Purpose: Polymer microspheres and microcapsules are used ubiquitously in tissue engineering and drug delivery as drug depots and carriers. These microspheres and microcapsules are typically generated by emulsification process, followed by solidification or removal of the solvent. Majors challenges that limit the widespread utilization of these microspheres/microcapsules in clinical settings are 1) low encapsulation efficiency (typically well below 30%) and 2) large heterogeneity in size and properties (Shah, 2008). Using glass capillary microfluidic droplet generator allows for the formation of highly uniform single and multiple emulsions at a high rate (103–104 drops/sec) (Shah, 2008). These droplets have already been used as templates to generate microspheres and microcapsules with high uniformity and high encapsulation efficiency (essentially ~ 100%)(Chu, 2007, Kamat, 2011, Lee, 2008, Shum, 2008, Tu, 2012, Utada, 2005). Because of their chemical compatibility, these glass capillary devices are especially attractive when the emulsification process uses organic solvents that are known to degrade plastic or poly(dimethylsiloxane)-based microfluidic devices. Also the surface of the capillaries can be readily functionalized with the silane chemistry to facilitate the formation of multiple emulsions.
Method of Fabrication/Use: A schematic illustration of a glass capillary emulsion generator is shown in Glass capillaries that have outer diameters of 500 um to 1 mm are used to for the fabrication of these devices. Tapered orifices are formed by using a capillary puller, which locally heats a portion of a capillary and pulls the two ends of the capillary apart to form two capillaries with orifices. The size of the orifice can be further tuned by using a microforge. A round capillary with an orifice of 5 – 200 um (determined by the desired size of emulsions) is inserted into a square capillary, of which inner dimension matches the outer diameter of the round capillary. By inserting multiple round capillaries within a single square channel, it is possible to generate drop generators that are designed to form highly structured multiple emulsions. Once emulsions are generated using these devices, the microsphere/microcapsules can be prepared by simply evaporating the solvent or by converting the monomer in the dispersed phase of emulsions to solid particles.(Tu, 2012)
Learn more about Dr. Lee’s research here.
Chu LY, Utada AS, Shah RK, Kim JW, Weitz DA. Controllable monodisperse multiple emulsions. Angew Chem Int Ed Engl 2007; 46 (47): 8970-8974.
Kamat NP, Lee MH, Lee D, Hammer DA. Micropipette aspiration of double emulsion-templated polymersomes. Soft Matter 2011; 7 (21): 9863-9866.

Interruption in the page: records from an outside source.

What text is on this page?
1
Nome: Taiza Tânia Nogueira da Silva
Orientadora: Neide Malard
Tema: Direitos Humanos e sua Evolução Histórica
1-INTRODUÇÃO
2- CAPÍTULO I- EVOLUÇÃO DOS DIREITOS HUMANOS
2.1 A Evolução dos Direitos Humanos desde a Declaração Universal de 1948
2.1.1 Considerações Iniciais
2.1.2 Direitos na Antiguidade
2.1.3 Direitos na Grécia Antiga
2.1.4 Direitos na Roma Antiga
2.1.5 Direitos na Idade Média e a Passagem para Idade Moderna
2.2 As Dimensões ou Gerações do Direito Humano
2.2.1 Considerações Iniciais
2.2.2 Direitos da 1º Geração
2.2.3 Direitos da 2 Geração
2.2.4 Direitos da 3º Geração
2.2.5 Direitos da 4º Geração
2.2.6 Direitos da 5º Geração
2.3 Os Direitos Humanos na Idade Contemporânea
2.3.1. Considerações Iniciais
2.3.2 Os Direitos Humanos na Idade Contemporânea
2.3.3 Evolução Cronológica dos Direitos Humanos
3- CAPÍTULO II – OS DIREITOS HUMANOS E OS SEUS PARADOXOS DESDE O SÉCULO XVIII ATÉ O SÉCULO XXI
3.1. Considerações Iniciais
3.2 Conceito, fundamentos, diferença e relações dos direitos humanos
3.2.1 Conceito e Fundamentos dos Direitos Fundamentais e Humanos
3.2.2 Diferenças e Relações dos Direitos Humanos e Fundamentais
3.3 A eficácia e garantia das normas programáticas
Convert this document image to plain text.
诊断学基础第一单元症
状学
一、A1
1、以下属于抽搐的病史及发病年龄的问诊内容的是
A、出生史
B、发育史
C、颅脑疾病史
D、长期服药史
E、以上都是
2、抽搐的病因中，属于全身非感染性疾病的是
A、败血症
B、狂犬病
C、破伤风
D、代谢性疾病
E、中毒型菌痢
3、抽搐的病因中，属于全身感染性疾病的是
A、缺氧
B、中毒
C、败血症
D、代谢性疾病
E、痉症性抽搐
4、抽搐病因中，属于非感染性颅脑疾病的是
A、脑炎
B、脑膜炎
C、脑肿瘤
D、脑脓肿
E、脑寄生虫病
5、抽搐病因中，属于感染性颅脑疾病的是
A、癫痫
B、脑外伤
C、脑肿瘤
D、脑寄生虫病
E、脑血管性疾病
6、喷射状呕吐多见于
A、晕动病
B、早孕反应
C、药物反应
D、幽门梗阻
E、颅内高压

Lee D, Weitz DA. Double emulsion-templated nanoparticle colloidosomes with selective permeability. Advanced Materials Sep 17 2008; 20 (18): 3498-+.
Shah RK, Shum HC, Rowat AC, Lee D, Agresti JJ, Utada AS, Chu LY, Kim JW, Fernandez-Nieves A, Martinez CJ, Weitz DA. Designer emulsions using microfluidics. Materials Today Apr 2008; 11 (4): 18-27.
Shum HC, Lee D, Yoon I, Kodger T, Weitz DA. Double emulsion templated monodisperse phospholipid vesicles. Langmuir Aug 5 2008; 24 (15): 7651-7653.
Tu F, Lee D. Controlling the stability and size of double-emulsion-templated poly(lactic-co-glycolic) acid microcapsules. Langmuir Jul 3 2012; 28 (26): 9944-9952.
Utada AS, Lorenceau E, Link DR, Kaplan PD, Stone HA, Weitz DA. Monodisperse double emulsions generated from a microcapillary device. Science Apr 22 2005; 308 (5721): 537-541.